The door of the room across the hall was open and Marty could hear faint strains of hot jazz coming his way. Illinois Jacquet on tenor sax — that kind of music was something he knew about. Hearing it now, in these surroundings, it gave him a lift and made him a little sad, all at once. It reminded him of all the good times, all the good places, all the good music, all the chicks he was kissing good-by. To hear it better, he got up and strolled to the door and stood there, listening.

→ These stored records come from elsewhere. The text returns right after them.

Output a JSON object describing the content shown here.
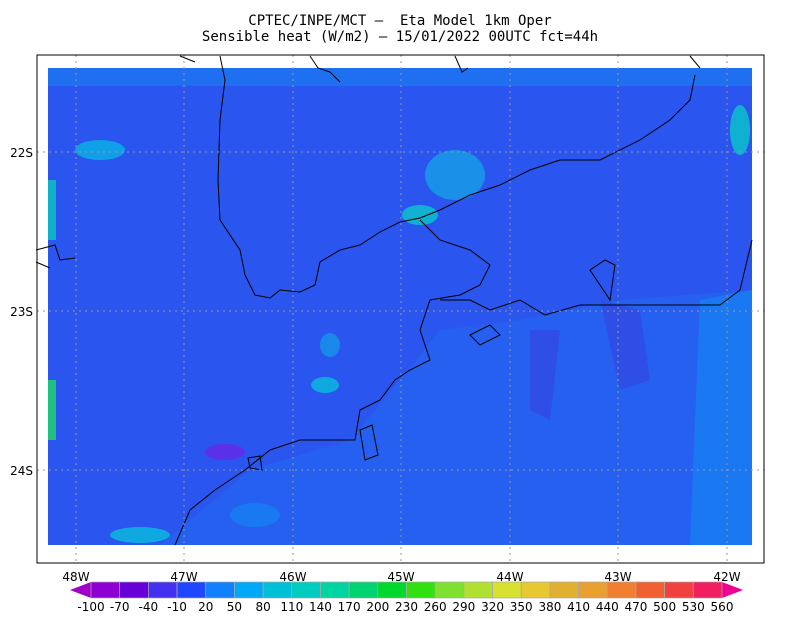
{
  "header": {
    "line1": "CPTEC/INPE/MCT –  Eta Model 1km Oper",
    "line2": "Sensible heat (W/m2) – 15/01/2022 00UTC fct=44h"
  },
  "map": {
    "variable": "Sensible heat (W/m2)",
    "lat_labels": [
      "22S",
      "23S",
      "24S"
    ],
    "lon_labels": [
      "48W",
      "47W",
      "46W",
      "45W",
      "44W",
      "43W",
      "42W"
    ],
    "gridlines": "dotted",
    "dominant_color": "#2a55ee",
    "ocean_color": "#1f74f4"
  },
  "colorbar": {
    "labels": [
      "-100",
      "-70",
      "-40",
      "-10",
      "20",
      "50",
      "80",
      "110",
      "140",
      "170",
      "200",
      "230",
      "260",
      "290",
      "320",
      "350",
      "380",
      "410",
      "440",
      "470",
      "500",
      "530",
      "560"
    ],
    "colors": [
      "#8c00d4",
      "#6a00d8",
      "#4630f0",
      "#2046ff",
      "#1080ff",
      "#00a8f8",
      "#00c0d8",
      "#00ccc0",
      "#00d4a0",
      "#00d470",
      "#00d830",
      "#30e010",
      "#80e030",
      "#b0e030",
      "#d8e030",
      "#e8c830",
      "#e0b030",
      "#e8a030",
      "#f08030",
      "#f06030",
      "#f04040",
      "#f02060"
    ],
    "under_color": "#a000c8",
    "over_color": "#f00090"
  }
}
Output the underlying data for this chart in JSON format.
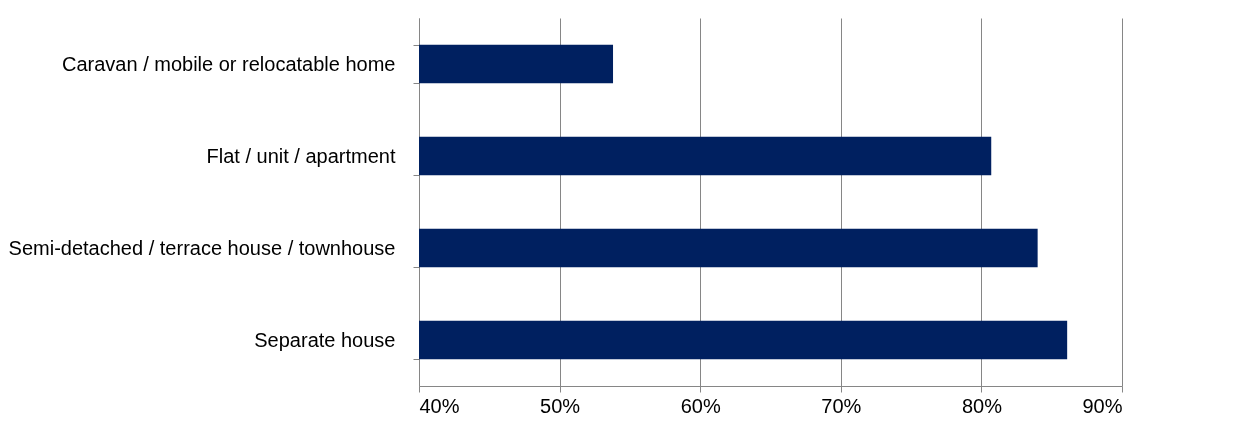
{
  "chart_data": {
    "type": "bar",
    "orientation": "horizontal",
    "categories": [
      "Caravan / mobile or relocatable home",
      "Flat / unit / apartment",
      "Semi-detached / terrace house / townhouse",
      "Separate house"
    ],
    "values": [
      53.8,
      80.7,
      84.0,
      86.1
    ],
    "color": "#002060",
    "xlim": [
      40,
      90
    ],
    "xticks": [
      {
        "value": 40,
        "label": "40%"
      },
      {
        "value": 50,
        "label": "50%"
      },
      {
        "value": 60,
        "label": "60%"
      },
      {
        "value": 70,
        "label": "70%"
      },
      {
        "value": 80,
        "label": "80%"
      },
      {
        "value": 90,
        "label": "90%"
      }
    ],
    "grid": "x"
  }
}
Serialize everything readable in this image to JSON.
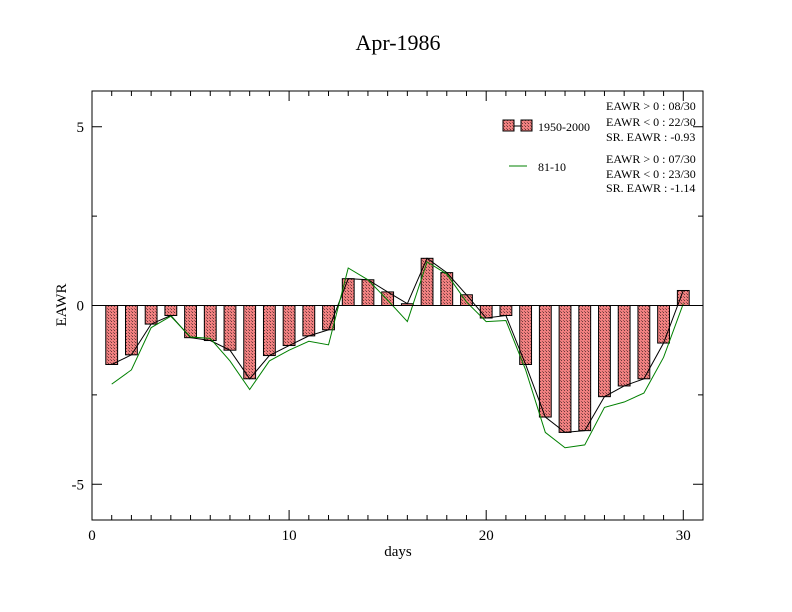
{
  "chart_data": {
    "type": "bar",
    "title": "Apr-1986",
    "xlabel": "days",
    "ylabel": "EAWR",
    "xlim": [
      0,
      31
    ],
    "ylim": [
      -6,
      6
    ],
    "x_ticks": [
      0,
      10,
      20,
      30
    ],
    "x_tick_labels": [
      "0",
      "10",
      "20",
      "30"
    ],
    "y_ticks": [
      -5,
      0,
      5
    ],
    "y_tick_labels": [
      "-5",
      "0",
      "5"
    ],
    "legend_position": "top-right",
    "x": [
      1,
      2,
      3,
      4,
      5,
      6,
      7,
      8,
      9,
      10,
      11,
      12,
      13,
      14,
      15,
      16,
      17,
      18,
      19,
      20,
      21,
      22,
      23,
      24,
      25,
      26,
      27,
      28,
      29,
      30
    ],
    "series": [
      {
        "name": "1950-2000",
        "kind": "bar",
        "color": "#f08080",
        "values": [
          -1.65,
          -1.38,
          -0.52,
          -0.28,
          -0.9,
          -0.98,
          -1.25,
          -2.05,
          -1.4,
          -1.12,
          -0.85,
          -0.68,
          0.75,
          0.72,
          0.38,
          0.05,
          1.32,
          0.92,
          0.3,
          -0.35,
          -0.28,
          -1.65,
          -3.12,
          -3.55,
          -3.5,
          -2.55,
          -2.25,
          -2.05,
          -1.05,
          0.42
        ]
      },
      {
        "name": "81-10",
        "kind": "line",
        "color": "#008000",
        "values": [
          -2.2,
          -1.8,
          -0.62,
          -0.3,
          -0.88,
          -0.92,
          -1.55,
          -2.35,
          -1.55,
          -1.25,
          -1.0,
          -1.1,
          1.05,
          0.72,
          0.15,
          -0.45,
          1.22,
          0.88,
          0.1,
          -0.45,
          -0.42,
          -1.8,
          -3.55,
          -3.98,
          -3.9,
          -2.85,
          -2.7,
          -2.45,
          -1.45,
          0.05
        ]
      }
    ],
    "stats": [
      [
        "EAWR > 0 : 08/30",
        "EAWR < 0 : 22/30",
        "SR. EAWR : -0.93"
      ],
      [
        "EAWR > 0 : 07/30",
        "EAWR < 0 : 23/30",
        "SR. EAWR : -1.14"
      ]
    ]
  }
}
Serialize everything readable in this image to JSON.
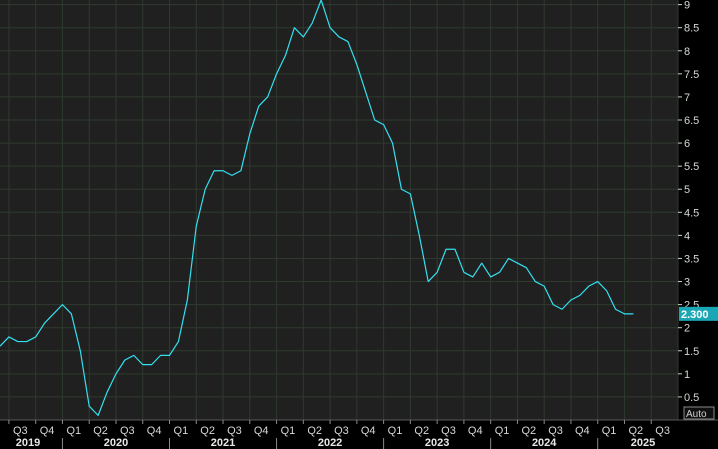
{
  "chart_data": {
    "type": "line",
    "xlabel": "",
    "ylabel": "",
    "ylim": [
      0,
      9.1
    ],
    "yticks": [
      0.5,
      1,
      1.5,
      2,
      2.5,
      3,
      3.5,
      4,
      4.5,
      5,
      5.5,
      6,
      6.5,
      7,
      7.5,
      8,
      8.5,
      9
    ],
    "ytick_labels": [
      "0.5",
      "1",
      "1.5",
      "2",
      "2.5",
      "3",
      "3.5",
      "4",
      "4.5",
      "5",
      "5.5",
      "6",
      "6.5",
      "7",
      "7.5",
      "8",
      "8.5",
      "9"
    ],
    "x_range": [
      "2019-06",
      "2025-10"
    ],
    "quarter_labels": [
      "Q3",
      "Q4",
      "Q1",
      "Q2",
      "Q3",
      "Q4",
      "Q1",
      "Q2",
      "Q3",
      "Q4",
      "Q1",
      "Q2",
      "Q3",
      "Q4",
      "Q1",
      "Q2",
      "Q3",
      "Q4",
      "Q1",
      "Q2",
      "Q3",
      "Q4",
      "Q1",
      "Q2",
      "Q3"
    ],
    "year_labels": [
      "2019",
      "2020",
      "2021",
      "2022",
      "2023",
      "2024",
      "2025"
    ],
    "grid": true,
    "series": [
      {
        "color": "#33e0f0",
        "x": [
          "2019-06",
          "2019-07",
          "2019-08",
          "2019-09",
          "2019-10",
          "2019-11",
          "2019-12",
          "2020-01",
          "2020-02",
          "2020-03",
          "2020-04",
          "2020-05",
          "2020-06",
          "2020-07",
          "2020-08",
          "2020-09",
          "2020-10",
          "2020-11",
          "2020-12",
          "2021-01",
          "2021-02",
          "2021-03",
          "2021-04",
          "2021-05",
          "2021-06",
          "2021-07",
          "2021-08",
          "2021-09",
          "2021-10",
          "2021-11",
          "2021-12",
          "2022-01",
          "2022-02",
          "2022-03",
          "2022-04",
          "2022-05",
          "2022-06",
          "2022-07",
          "2022-08",
          "2022-09",
          "2022-10",
          "2022-11",
          "2022-12",
          "2023-01",
          "2023-02",
          "2023-03",
          "2023-04",
          "2023-05",
          "2023-06",
          "2023-07",
          "2023-08",
          "2023-09",
          "2023-10",
          "2023-11",
          "2023-12",
          "2024-01",
          "2024-02",
          "2024-03",
          "2024-04",
          "2024-05",
          "2024-06",
          "2024-07",
          "2024-08",
          "2024-09",
          "2024-10",
          "2024-11",
          "2024-12",
          "2025-01",
          "2025-02",
          "2025-03",
          "2025-04",
          "2025-05"
        ],
        "values": [
          1.6,
          1.8,
          1.7,
          1.7,
          1.8,
          2.1,
          2.3,
          2.5,
          2.3,
          1.5,
          0.3,
          0.1,
          0.6,
          1.0,
          1.3,
          1.4,
          1.2,
          1.2,
          1.4,
          1.4,
          1.7,
          2.6,
          4.2,
          5.0,
          5.4,
          5.4,
          5.3,
          5.4,
          6.2,
          6.8,
          7.0,
          7.5,
          7.9,
          8.5,
          8.3,
          8.6,
          9.1,
          8.5,
          8.3,
          8.2,
          7.7,
          7.1,
          6.5,
          6.4,
          6.0,
          5.0,
          4.9,
          4.0,
          3.0,
          3.2,
          3.7,
          3.7,
          3.2,
          3.1,
          3.4,
          3.1,
          3.2,
          3.5,
          3.4,
          3.3,
          3.0,
          2.9,
          2.5,
          2.4,
          2.6,
          2.7,
          2.9,
          3.0,
          2.8,
          2.4,
          2.3,
          2.3
        ]
      }
    ],
    "last_value_label": "2.300",
    "auto_button_label": "Auto"
  },
  "colors": {
    "background": "#202020",
    "grid": "#2e3a2e",
    "line": "#33e0f0",
    "last_label_bg": "#1aa7b5",
    "axis_text": "#d8d8d8"
  }
}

The husky kid had moved in across the hall three days earlier. Marty had seen him, passed him in the hall, maybe a half dozen times. A great tall kid, maybe six-three, with shoulders like a football player. A crew-cut kid with a slightly busted nose and an otherwise round, healthy, untroubled face. An unpressed-tweed and flannels kid, an Ivy League kid who would never have to work a day in his life if he didn’t want to. The kind of a kid who belonged in a place like this. Marty wondered what a kid like that thought about, how he felt. He wondered if Ellen called him “sir,” or “Mr. Wiggensworth,” or whatever his name was.